By Jack Daniel Betz
Because of the infuriatingly difficult spelling of this artist’s name, I shall refer to him by O.
O. is an artist out of time. With the exception of a scant few other names, there are not many who have decided to take up the torch of Aphex Twin IDM, as opposed to the more lucrative and accepted path of EDM. To the NightCulture crowd, EDM artists are essentially gods, and this is true now more than ever. So when a weird, outsider electro artist grows in popularity as quickly as O. has, over the past few years, it’s worth taking note.
As far as the weirdness factor goes, R Plus Seven does not at all disappoint. There’s something manic and unhinged about it, as if O. made the album in a multi-day stretch, never stopping to sleep or eat. These songs do not even necessarily all sound like the same artist. It’s completely unpredictable. There is no standard palette or bank of riffs/fallback gimmicks. Other than the songs being made up of electronic samples, there’s not much else that binds them together than the ever-present vox synthesizer that shows up continually throughout the record.
There are two major points of orthodoxy on the record though; these two songs sound like they could have been done by Fuck Buttons or someone else in that more rhythmic category of electro. “Zebra” and “Problem Areas” could easily fit into any Urban Outfitters mix tape and not raise any eyebrows, which is something that balances the record a bit. Other than those, we are left with a whole lotta weird to sift through (which is not necessarily a bad thing).

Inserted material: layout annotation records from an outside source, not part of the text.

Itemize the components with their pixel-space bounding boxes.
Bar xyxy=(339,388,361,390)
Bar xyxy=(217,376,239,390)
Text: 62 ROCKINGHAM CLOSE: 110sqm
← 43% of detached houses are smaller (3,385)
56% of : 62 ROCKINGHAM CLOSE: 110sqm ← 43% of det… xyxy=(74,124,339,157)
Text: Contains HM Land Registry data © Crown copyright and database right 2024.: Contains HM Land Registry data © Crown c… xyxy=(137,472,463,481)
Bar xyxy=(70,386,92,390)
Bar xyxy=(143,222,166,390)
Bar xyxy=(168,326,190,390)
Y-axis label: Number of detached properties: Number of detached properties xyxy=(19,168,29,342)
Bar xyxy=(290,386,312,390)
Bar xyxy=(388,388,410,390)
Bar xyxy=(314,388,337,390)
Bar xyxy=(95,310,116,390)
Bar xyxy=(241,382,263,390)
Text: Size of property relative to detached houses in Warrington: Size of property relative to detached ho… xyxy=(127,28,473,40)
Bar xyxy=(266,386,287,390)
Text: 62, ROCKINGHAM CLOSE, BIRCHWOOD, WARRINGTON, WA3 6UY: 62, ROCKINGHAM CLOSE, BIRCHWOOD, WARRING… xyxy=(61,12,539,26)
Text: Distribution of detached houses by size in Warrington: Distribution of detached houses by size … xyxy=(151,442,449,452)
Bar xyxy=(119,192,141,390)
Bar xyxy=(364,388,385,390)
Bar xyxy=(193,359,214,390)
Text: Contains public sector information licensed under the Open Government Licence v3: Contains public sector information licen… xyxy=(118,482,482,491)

If there’s one song on the album which leads the pack for random, fiddling experimentation though — it’s “Inside World.” The sound is reminiscent of a video game, but one where someone has blindfolded the player and only allowed them to listen to the noises of what the character was doing, or what powerups they were grabbing. For some of the people who really liked “Zebra” and “Problem Areas,” it might be the track that causes them to write off the whole ordeal.
The record gets rounded out with the prettier, more delicate “Cryo” and “Chrome Country.” These songs show O.’s true strength as a craftsman of calm, ethereal sounds and ambiance: A skill that gets lost on the first half of this odd record.
Highlights of O.’s past career are mostly of this more minimalist quality. The replay value of the whole record is on the lowe side, compared to O.’s dark, spacey, 2012 full-length, but one thing is for sure: It’s never boring. There’s a reason that Animal Collective (kings of electronic freakishness) chose this guy to play at All Tomorrow’s Parties.